The Proof of My Innocence by Jonathan Coe (2024)

All I said about this in my August post was, "Good", which is kind of rude. I've been a fan of Coe's since I read The Rotters Club and his biography of B.S. Johnson. Proof has Coe's signature trickfulness (as opposed to trickiness) on display. Could even be a good place to start, if you've never read him before.

Madonna in a Fur Coat by Sabhattin Ali (1943)

Didn't say anything about this in my December post, but it was interesting on first listen, and doubly so after the foreword, which was put at the end of the audiobook, and provides some historical and biographical context that was illuminating. Reading a lot of physical books again this year made me realise how much I like the guff around the main text (dedications, acknowledgements etc), and you miss a lot of that with audiobooks. Having a reflection / appraisal of the work at the end of the audiobook is great. Like the New Yorker Fiction Podcast. I think I just want to go back to being an English Lit undergrad...  
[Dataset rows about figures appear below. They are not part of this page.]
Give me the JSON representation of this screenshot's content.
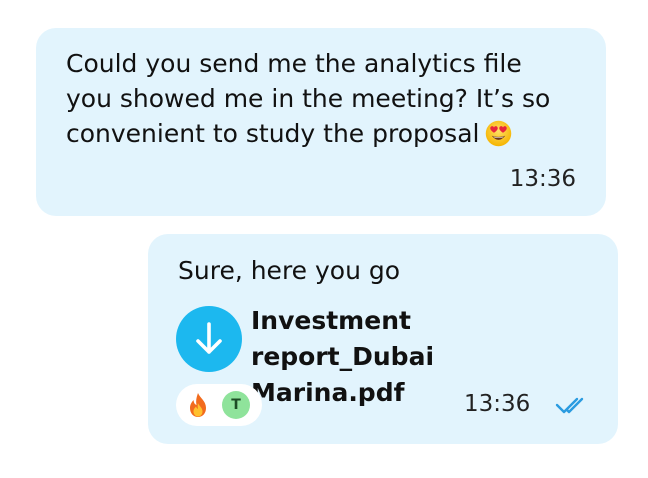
{
  "colors": {
    "bubble_bg": "#e2f4fd",
    "accent": "#1cb8ef",
    "reaction_bg": "#ffffff",
    "avatar_bg": "#8fe39b"
  },
  "incoming_message": {
    "text": "Could you send me the analytics file\nyou showed me in the meeting? It’s so\nconvenient to study the proposal",
    "emoji": "smiling-face-with-heart-eyes",
    "time": "13:36"
  },
  "outgoing_message": {
    "text": "Sure, here you go",
    "attachment": {
      "file_name": "Investment report_Dubai Marina.pdf",
      "action_icon": "download-arrow-icon"
    },
    "reactions": {
      "emoji": "fire",
      "reactor_initial": "T"
    },
    "time": "13:36",
    "status_icon": "double-check-read-icon"
  }
}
It's Only Drowning by David Litt (2025)

The first non-fiction book on the list. Again, I didn't say anything about it in December, when I was prepping for a long weekend trying to surf at Riverton. Litt's account of learning to surf, and surf alongside his MAGA-or-worse brother-in-law, is frequently hilarious.

Show Don't Tell by Curtis Sittenfeld (2025)

What I said about it in October:

Kinda hated that a story made me empathise with Jeff Bezos. But: goooood stories

Will Sittenfeld get in the top ten next year for the threepeat? Time will tell!

This is For Everyone by Tim Berners-Lee: the inventor of the World Wide Web (2025)

What I said about it in December

the rare book where the author gets the subtitle rather than the title. Made me feel a bit less dark on the future by showing how the internet could have been ruined multiple times over the last four decades so maybe there's hope yet.